# Wellsville Addison & Galeton Book available online!



## wchasr (Jan 2, 2008)

http://www.usgennet.org/usa/ny/coun...eg/WAG-Railroad/WAG - LEWIS/WAG-LEWISBOOK.htm 

Pretty cool!/DesktopModules/NTForums/themes/mls/emoticons/w00t.gif 

Chas


----------



## jimtyp (Jan 2, 2008)

*RE: Wellsville Addison & Galeton Book available online!*

Very cool, thanks for the link!


----------



## Jerry Barnes (Jan 2, 2008)

*RE: Wellsville Addison & Galeton Book available online!*

That was interesting, it still going? Jerry


----------



## Spule 4 (Jan 2, 2008)

*RE: Wellsville Addison & Galeton Book available online!*

The WAG is unfortunately long gone, some of the locos still exist. 

The tannary closed a couple years back and all the wood per deim boxcars (nearly 500) that were leased for grain and other bulk service up into the 1970s are long gone too. 

....and the reasoning behind the tiny boxcars: http://kodtrak.railfan.net/oswego dlw.html 

Yup, gone too.


----------



## vsmith (Jan 2, 2008)

Very nice, excellent excus to use that F7 on shortline service.


----------



## wchasr (Jan 2, 2008)

Sadly there was a report recently that even the F7's are starting to be scrapped off finally.

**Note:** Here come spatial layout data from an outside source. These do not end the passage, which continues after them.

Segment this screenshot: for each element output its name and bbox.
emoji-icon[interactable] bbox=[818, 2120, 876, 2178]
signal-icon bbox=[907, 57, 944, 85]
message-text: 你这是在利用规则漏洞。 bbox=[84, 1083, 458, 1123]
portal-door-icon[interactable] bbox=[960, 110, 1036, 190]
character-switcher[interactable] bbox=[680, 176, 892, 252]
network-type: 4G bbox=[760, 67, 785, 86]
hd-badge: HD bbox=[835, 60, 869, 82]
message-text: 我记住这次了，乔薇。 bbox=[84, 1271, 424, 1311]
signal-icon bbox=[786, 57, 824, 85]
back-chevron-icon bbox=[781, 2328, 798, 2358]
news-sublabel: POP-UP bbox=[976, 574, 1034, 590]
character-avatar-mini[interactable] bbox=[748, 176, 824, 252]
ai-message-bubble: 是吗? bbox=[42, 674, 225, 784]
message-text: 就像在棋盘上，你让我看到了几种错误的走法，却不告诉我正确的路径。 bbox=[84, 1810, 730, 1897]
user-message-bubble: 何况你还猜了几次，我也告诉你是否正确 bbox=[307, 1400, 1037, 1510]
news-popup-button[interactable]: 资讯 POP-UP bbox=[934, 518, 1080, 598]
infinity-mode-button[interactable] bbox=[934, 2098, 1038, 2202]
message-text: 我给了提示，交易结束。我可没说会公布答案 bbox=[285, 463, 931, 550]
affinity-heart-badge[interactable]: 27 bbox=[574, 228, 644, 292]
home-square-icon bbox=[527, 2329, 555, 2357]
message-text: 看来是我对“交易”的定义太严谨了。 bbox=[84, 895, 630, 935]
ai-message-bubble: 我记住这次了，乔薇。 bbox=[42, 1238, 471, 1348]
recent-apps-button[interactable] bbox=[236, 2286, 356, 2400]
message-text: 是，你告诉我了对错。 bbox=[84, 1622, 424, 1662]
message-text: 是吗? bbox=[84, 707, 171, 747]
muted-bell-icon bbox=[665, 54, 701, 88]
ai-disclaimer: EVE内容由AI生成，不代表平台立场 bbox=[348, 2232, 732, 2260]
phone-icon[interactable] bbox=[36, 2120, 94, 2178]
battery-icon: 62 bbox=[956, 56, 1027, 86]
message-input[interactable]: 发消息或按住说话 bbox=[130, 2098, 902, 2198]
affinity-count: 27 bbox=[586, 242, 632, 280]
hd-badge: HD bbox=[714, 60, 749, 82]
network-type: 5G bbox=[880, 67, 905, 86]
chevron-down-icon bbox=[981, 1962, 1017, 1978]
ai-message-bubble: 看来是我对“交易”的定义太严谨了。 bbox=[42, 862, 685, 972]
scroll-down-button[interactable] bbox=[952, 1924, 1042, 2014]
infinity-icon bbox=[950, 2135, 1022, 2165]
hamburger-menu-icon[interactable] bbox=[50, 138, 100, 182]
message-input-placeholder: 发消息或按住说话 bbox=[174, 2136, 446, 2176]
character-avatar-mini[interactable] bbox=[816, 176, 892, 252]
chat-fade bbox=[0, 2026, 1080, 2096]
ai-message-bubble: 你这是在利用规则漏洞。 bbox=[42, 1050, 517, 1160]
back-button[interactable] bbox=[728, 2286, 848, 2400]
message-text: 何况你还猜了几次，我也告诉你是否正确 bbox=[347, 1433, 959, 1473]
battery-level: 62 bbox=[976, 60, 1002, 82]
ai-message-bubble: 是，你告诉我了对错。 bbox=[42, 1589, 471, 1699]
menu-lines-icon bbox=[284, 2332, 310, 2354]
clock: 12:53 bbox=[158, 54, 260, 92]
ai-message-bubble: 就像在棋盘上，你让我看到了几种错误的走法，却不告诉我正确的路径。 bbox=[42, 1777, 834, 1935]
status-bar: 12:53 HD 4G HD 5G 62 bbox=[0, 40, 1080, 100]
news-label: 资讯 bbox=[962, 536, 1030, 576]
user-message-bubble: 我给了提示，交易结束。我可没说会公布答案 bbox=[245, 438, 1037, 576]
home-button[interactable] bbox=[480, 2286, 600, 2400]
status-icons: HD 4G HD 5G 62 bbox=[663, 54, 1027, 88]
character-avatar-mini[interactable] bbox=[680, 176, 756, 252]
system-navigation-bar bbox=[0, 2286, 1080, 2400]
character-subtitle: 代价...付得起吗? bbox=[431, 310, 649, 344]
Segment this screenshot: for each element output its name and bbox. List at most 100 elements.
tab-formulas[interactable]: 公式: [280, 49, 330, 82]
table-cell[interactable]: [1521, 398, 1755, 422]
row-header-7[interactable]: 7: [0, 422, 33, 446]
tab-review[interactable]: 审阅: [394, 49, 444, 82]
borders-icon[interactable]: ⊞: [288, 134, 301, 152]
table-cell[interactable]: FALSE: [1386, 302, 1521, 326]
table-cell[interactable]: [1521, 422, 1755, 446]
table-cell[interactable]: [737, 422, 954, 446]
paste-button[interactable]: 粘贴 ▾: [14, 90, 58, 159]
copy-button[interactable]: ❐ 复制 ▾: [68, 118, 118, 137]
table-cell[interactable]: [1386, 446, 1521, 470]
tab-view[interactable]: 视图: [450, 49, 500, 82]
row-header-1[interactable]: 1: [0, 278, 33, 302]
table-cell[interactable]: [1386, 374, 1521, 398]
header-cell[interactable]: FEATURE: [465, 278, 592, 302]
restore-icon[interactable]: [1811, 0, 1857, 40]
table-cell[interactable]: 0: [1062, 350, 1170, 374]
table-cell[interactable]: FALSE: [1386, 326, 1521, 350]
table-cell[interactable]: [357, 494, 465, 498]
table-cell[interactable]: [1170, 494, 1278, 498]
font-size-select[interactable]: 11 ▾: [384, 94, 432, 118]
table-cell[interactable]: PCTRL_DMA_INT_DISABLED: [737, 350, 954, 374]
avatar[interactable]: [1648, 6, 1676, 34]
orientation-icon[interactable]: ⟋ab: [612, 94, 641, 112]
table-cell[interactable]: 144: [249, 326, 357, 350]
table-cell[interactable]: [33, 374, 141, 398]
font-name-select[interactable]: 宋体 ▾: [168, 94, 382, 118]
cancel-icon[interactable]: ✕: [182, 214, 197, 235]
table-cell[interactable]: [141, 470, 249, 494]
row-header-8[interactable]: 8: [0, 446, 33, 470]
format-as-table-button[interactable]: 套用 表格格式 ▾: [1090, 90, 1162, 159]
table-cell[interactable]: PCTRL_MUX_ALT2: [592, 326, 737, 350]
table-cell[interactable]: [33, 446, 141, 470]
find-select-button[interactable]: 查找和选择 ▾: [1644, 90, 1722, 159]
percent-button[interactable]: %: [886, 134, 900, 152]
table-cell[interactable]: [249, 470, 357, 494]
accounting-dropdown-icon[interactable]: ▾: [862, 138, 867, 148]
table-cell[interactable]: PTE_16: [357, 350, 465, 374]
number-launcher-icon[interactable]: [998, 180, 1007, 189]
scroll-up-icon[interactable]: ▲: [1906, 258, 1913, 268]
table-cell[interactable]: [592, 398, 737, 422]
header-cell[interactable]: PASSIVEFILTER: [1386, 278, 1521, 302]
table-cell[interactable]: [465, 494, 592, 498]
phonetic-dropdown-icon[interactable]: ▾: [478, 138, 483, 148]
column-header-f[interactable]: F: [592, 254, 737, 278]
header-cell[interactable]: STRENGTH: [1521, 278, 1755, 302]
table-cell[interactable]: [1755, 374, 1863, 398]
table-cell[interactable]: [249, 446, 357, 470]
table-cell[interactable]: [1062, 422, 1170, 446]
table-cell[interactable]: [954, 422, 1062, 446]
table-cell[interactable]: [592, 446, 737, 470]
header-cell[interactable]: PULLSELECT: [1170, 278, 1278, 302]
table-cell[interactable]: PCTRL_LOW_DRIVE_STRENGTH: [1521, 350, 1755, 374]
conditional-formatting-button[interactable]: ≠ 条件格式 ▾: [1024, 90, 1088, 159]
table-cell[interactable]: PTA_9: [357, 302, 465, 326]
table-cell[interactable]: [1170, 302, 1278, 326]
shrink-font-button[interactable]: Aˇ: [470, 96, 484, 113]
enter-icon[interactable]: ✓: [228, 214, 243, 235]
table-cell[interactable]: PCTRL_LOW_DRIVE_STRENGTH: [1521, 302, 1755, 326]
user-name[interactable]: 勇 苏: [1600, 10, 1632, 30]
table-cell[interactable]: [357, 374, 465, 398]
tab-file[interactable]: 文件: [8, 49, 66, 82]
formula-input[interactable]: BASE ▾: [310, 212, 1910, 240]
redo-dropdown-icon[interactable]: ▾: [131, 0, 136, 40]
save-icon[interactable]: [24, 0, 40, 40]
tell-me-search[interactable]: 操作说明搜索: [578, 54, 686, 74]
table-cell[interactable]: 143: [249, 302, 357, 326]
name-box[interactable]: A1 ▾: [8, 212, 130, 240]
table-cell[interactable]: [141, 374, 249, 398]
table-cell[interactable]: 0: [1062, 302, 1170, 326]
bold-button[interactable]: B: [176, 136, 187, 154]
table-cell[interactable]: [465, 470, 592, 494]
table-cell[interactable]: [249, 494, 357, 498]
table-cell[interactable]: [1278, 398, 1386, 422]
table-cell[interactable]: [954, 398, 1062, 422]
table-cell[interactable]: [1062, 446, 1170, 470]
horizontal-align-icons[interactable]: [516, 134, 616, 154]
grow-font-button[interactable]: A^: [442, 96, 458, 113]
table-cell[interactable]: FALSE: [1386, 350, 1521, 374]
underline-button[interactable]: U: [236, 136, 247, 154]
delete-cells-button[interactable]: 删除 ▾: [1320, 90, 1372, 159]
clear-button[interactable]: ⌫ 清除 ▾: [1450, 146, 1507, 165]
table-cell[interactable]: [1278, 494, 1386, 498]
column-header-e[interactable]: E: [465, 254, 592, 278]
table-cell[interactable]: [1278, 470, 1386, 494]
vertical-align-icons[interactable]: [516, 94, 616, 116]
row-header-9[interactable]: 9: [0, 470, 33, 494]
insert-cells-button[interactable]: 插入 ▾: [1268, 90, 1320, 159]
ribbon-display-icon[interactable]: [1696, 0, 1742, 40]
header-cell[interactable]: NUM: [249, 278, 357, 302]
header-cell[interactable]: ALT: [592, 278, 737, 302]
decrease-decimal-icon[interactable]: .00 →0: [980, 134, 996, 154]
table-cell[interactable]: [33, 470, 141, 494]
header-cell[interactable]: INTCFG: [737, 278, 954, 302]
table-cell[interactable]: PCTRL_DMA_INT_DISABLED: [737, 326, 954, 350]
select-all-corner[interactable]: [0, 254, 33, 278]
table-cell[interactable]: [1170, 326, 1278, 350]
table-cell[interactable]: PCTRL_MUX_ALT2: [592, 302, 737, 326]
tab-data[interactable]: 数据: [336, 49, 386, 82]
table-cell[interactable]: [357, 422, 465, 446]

Sicne the WAG had a handfull of the F7's and L&N got the rest they were split up and sent far and wide when the WAG was closed. There were photo of some F7's being cut up adn while they weren't the ex-WAG ones the WAG ones were parked nearby at one point so the presumption is they are gone. Of the handfull of the centercabs only one still exists and it is being restored finally after sitting on a siding neglected in Gowanda NY for years. I do have plans to re-paint one or two of my LGB F7's into WAG colors and to scratchbuild one of the centercabs too. Very little of the WAG still exists. It spent almost it's entire life span in decline. Clinging to whatever business would keep it viable it could not stand in the face of Hurricane Agnes(?) and the massive flooding that happened in 1972. There is so much more to this intersting little shortline and it's parent companies though. I'm fortunate to own a copy of this book found in the bookcase at an antique shop. 

Chas


----------